Suspiró, resignada. No le daba tiempo. Puso a funcionar el programa, se duchó en tiempo récord y condujo hasta la oficina como una autómata, cansada y distraída.
—Últimamente siempre llegas agotada —le dijo Tonny, al cruzarse en el parking—. ¿Estás bien?
—He empezado un voluntariado de noche, por eso el sueño —respondió Maya—. Me acostumbraré.
—¿Voluntariado? ¿Qué clase de voluntariado haces de noche? ¿Dónde?
Mientras subían, Maya le explicó que ayudaba con las donaciones de sangre en el hospital, el mismo donde estuvo ingresada. Dijo que era el turno más difícil de cubrir y que se había ofrecido.
—¿De dónde sacas energía? —bromeó Tonny—. Yo en tu lugar no saldría ni a la puerta.
Maya se encogió de hombros. Solo pensaba en encontrar al tipo misterioso, aunque ni sabía para qué. Quería preguntarle qué le había dado aquella noche, y revivir esa sensación. Estaba convencida de que fue él quien la curó. Y quería volver a sentirlo.
La mañana fue eterna. Solo pensaba en la información que la esperaba en casa. Al salir, voló a su coche.
—¿Qué le pasa a Maya hoy? —preguntó Reyes al resto de la oficina. Nadie tenía respuesta, pero todos notaban el cambio desde el accidente.
Al llegar a casa, Maya dejó el bolso y la chaqueta tirados y corrió al despacho. El ordenador ya había terminado de procesar los datos. Casi treinta años de registros digitales: el patrón era claro. Todas las semanas, desde 1994, había sangre desaparecida. A veces cambiaba el día, pero el robo era constante. Desde el año 2000, Ethan estaba implicado en cada anomalía. Maya habría jurado que ese hombre no tenía más de treinta y pocos. Antes del 2000, el nombre que más se repetía era Elise Sinley, fallecida ese mismo año.
Maya pensó que aquello tenía que ser una broma, o el efecto de alguna droga nueva. Tal vez lo que le habían dado era justo eso, una sustancia que la hizo sentirse invencible.
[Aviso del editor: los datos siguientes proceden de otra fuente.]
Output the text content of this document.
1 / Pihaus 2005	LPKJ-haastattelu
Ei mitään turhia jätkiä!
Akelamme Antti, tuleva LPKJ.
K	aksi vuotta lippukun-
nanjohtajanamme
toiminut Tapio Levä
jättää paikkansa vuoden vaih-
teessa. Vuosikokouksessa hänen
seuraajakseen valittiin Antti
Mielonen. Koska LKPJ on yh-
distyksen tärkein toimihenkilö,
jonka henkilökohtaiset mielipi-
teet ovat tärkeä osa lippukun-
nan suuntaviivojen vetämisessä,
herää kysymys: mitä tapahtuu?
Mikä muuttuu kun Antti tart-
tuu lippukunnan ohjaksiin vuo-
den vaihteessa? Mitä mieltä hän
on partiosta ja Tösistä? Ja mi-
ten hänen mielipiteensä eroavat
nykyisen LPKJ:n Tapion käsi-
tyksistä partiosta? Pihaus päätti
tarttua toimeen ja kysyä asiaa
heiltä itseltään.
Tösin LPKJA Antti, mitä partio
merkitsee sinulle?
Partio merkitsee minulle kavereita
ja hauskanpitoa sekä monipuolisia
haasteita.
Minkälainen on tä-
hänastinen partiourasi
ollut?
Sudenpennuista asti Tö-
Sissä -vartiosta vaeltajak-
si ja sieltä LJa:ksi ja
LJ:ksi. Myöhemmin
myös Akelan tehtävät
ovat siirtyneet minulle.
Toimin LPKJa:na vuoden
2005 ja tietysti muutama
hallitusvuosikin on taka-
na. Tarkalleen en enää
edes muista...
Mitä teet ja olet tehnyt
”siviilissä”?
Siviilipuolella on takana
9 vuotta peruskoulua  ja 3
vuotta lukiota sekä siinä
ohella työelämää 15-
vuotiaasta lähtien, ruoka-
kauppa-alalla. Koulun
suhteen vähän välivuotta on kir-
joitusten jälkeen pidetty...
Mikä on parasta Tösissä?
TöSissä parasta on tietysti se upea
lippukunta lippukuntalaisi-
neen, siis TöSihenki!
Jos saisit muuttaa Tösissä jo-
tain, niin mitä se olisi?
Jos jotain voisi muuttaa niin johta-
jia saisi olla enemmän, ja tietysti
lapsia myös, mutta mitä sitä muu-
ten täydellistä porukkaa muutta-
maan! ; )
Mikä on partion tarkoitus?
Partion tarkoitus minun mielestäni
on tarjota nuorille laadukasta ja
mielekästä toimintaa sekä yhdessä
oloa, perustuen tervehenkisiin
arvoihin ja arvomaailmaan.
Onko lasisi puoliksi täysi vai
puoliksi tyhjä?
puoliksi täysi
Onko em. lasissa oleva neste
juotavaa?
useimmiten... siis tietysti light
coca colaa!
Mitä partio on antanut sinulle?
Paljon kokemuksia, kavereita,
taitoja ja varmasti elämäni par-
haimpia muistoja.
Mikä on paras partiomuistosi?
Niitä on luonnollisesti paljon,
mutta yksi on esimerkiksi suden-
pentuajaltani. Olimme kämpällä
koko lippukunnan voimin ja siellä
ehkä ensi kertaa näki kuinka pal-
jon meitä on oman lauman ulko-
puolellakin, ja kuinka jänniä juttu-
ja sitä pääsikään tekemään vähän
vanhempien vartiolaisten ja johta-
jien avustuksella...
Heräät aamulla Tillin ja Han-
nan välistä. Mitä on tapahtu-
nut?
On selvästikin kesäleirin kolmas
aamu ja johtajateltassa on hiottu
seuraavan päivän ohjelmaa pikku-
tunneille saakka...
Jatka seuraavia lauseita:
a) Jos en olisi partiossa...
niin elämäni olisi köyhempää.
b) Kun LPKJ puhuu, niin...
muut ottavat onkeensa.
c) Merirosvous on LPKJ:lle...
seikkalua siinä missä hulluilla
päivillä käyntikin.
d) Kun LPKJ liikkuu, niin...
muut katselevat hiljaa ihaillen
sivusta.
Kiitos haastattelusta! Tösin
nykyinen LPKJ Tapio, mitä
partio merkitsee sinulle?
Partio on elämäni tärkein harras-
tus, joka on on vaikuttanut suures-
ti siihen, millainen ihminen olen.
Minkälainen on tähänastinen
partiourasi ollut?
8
Se preguntó si estaría enganchada a algo sin saberlo.
Decepcionada pero aún más intrigada, empezó a revisar las grabaciones de seguridad. La sorpresa fue brutal: en casi todas las ocasiones en las que faltaba sangre, el hombre misterioso aparecía cerca de las dos de la madrugada, entraba con naturalidad y salía con una nevera con el logo del hospital. Lo peor era que no había cambiado nada en treinta años. Solo la ropa.
Maya se echó a reír. Tenía que ser un error. Pero una palabra asomó a su mente, y luchó por apartarla. ¿Quién creería en vampiros a estas alturas?
Justo cuando esa palabra cruzó su mente, sonó el timbre. No el telefonillo de abajo: era el timbre de la puerta de su apartamento.